February 23, 2015
Day 299
In my books on Heaven and Hell, I created a word to describe the darkness we all hear whispering to us at times, the counter-force to conscience. Fiardiakula (pronounced fee yard e ya coola) is like the devil on your shoulder, tempting you all the time.
Whether or not you believe in such things, we all have both good and bad thoughts all the time, and I feel it's important to own and recognize your worst self if you're ever going to conquer it.
My worst self is easy for me to spot, because it's the tendency in me to trump others' feelings over my own need to be right. I bring people down, often publicly, or otherwise make a giant ass of myself trying to be funny or flirtatious in a most unattractive fashion. Usually, I can spot this tendency in the moment or soon afterward, but other times it's just beyond me to see it.
I'm also immersed in my worst self when I expect more from people than they're willing to give me, when I judge others for not showering me with attention or love, or otherwise look down on them for giving me any less than the highest praise or support.
Now don't get me wrong.
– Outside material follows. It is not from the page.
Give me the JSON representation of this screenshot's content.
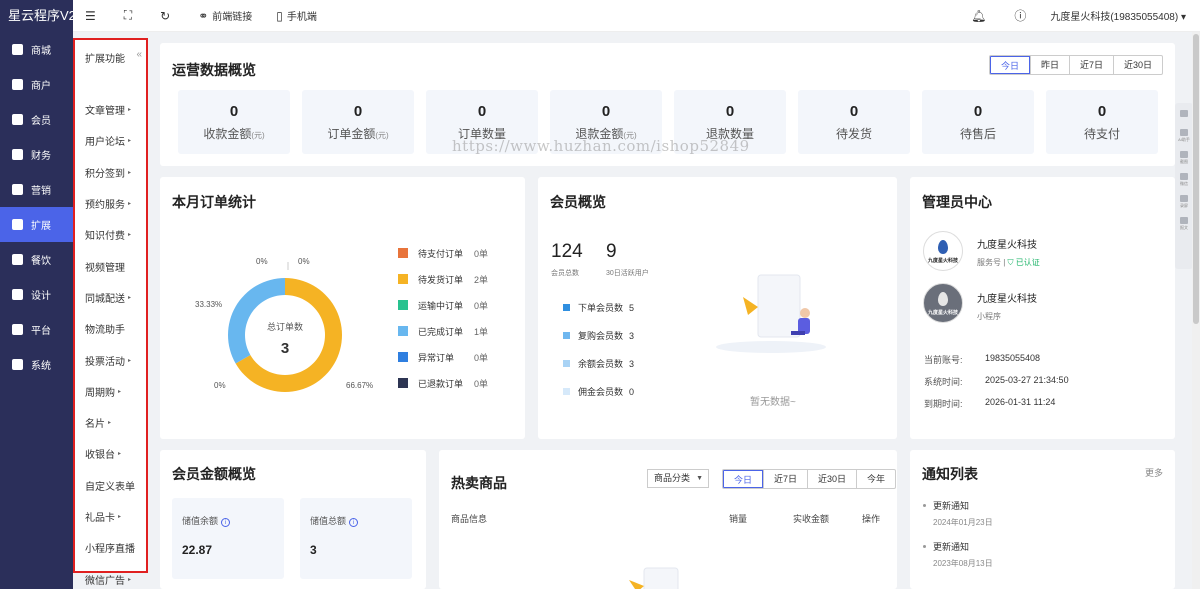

There are still good reasons to feel real emotional responses to real slights against us, but when we take it to the next level, we tread on dangerous ground. Human beings are not Mad Libs. You can't just write your own perfect story, filling in the blanks with real people and situations against reality. Life will play out how it will, and the choices of other people will always be theirs, whether you like it or not.
So when I look at my worst self, my worst tendencies and unfair judgments of others, I don't do it to focus an unnecessary degree of attention on it or bring myself down. Instead, I look at my worst self in order to find my better self, my highest self, my highest purpose. My fiardiakula will always be there whispering in my ear, trying to convince me to believe the darkness, but if I really listen and focus on where it's coming from, I'll have a much better chance of finding light in the other direction.